El arco del equipo de Eduardo Domínguez estuvo en discusión en el último tiempo, ya que Matías Mansilla no daba seguridad. Por ese motivo llegó el experimentado Fernando Muslera, cuatro veces mundialista con Uruguay, con la esperanza de darle solidez a un puesto difícil.
Luego de un debut en el que poco pudo hacer ante el Fortín, ya que le llegaron solamente en las dos jugadas que terminaron en gol y él no tuvo responsabilidad, el histórico arquero de la Celeste dejó en evidencia su jerarquía en Santa Fe más allá de la derrota.
Fernando Muslera fue el único jugador que aprobó en el estreno de Estudiantes en el nuevo torneo.
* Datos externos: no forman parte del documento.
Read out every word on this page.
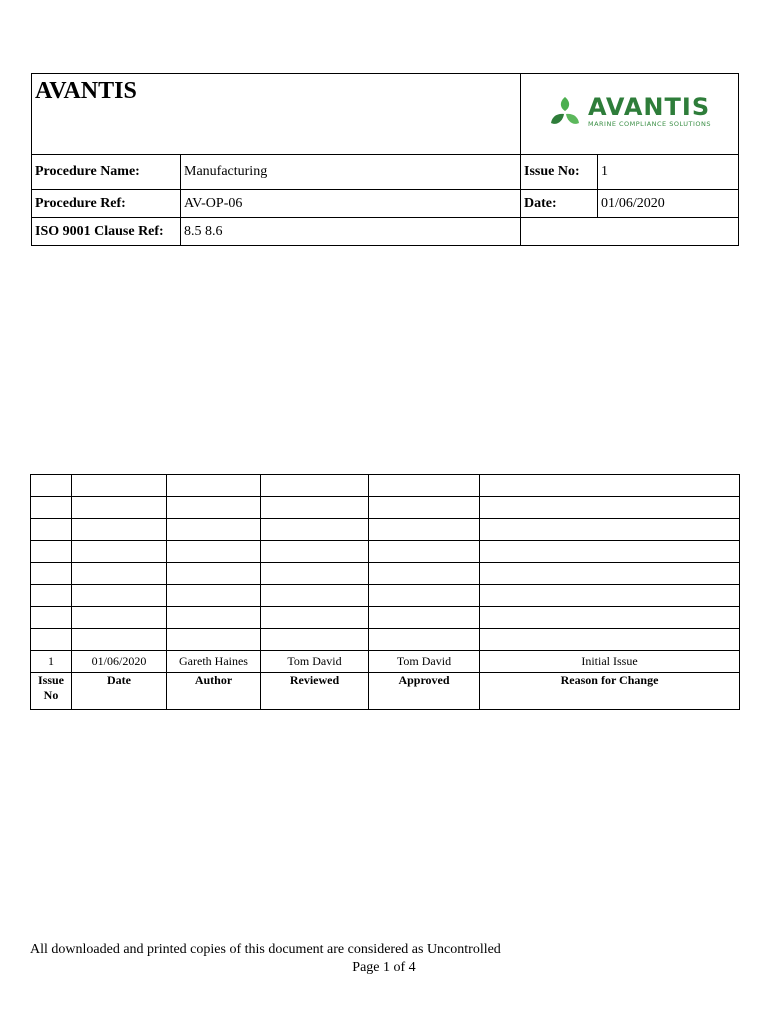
AVANTIS		AVANTIS
MARINE COMPLIANCE SOLUTIONS	

Procedure Name:	Manufacturing	Issue No:	1
Procedure Ref:	AV-OP-06	Date:	01/06/2020
ISO 9001 Clause Ref:	8.5 8.6		

1	01/06/2020	Gareth Haines	Tom David	Tom David	Initial Issue
Issue
No	Date	Author	Reviewed	Approved	Reason for Change
All downloaded and printed copies of this document are considered as Uncontrolled
Page 1 of 4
El uruguayo fue ni más ni menos que el gran responsable de que el equipo del Barba llegue al final todavía metido en partido y de que no pierda por un marcador abultado.
El flamante refuerzo albirrojo sencillamente evitó lo que pudo haber sido una catástrofe. En total contó con siete atajadas, en un encuentro en el que, de los cuatro del fondo, no lo ayudó ninguno. Apenas algo de Santiago Núñez, el único que mostró un poco de orden.
En especial se destacó en dos intervenciones: una buena atajada a Cristian Tarragona en el PT, en la que estuvo rápido de piernas, y sobre todo un atajadón a Lucas Gamba en el ST, en el que evitó el gol con un manotazo salvador después de achicar con mucha velocidad.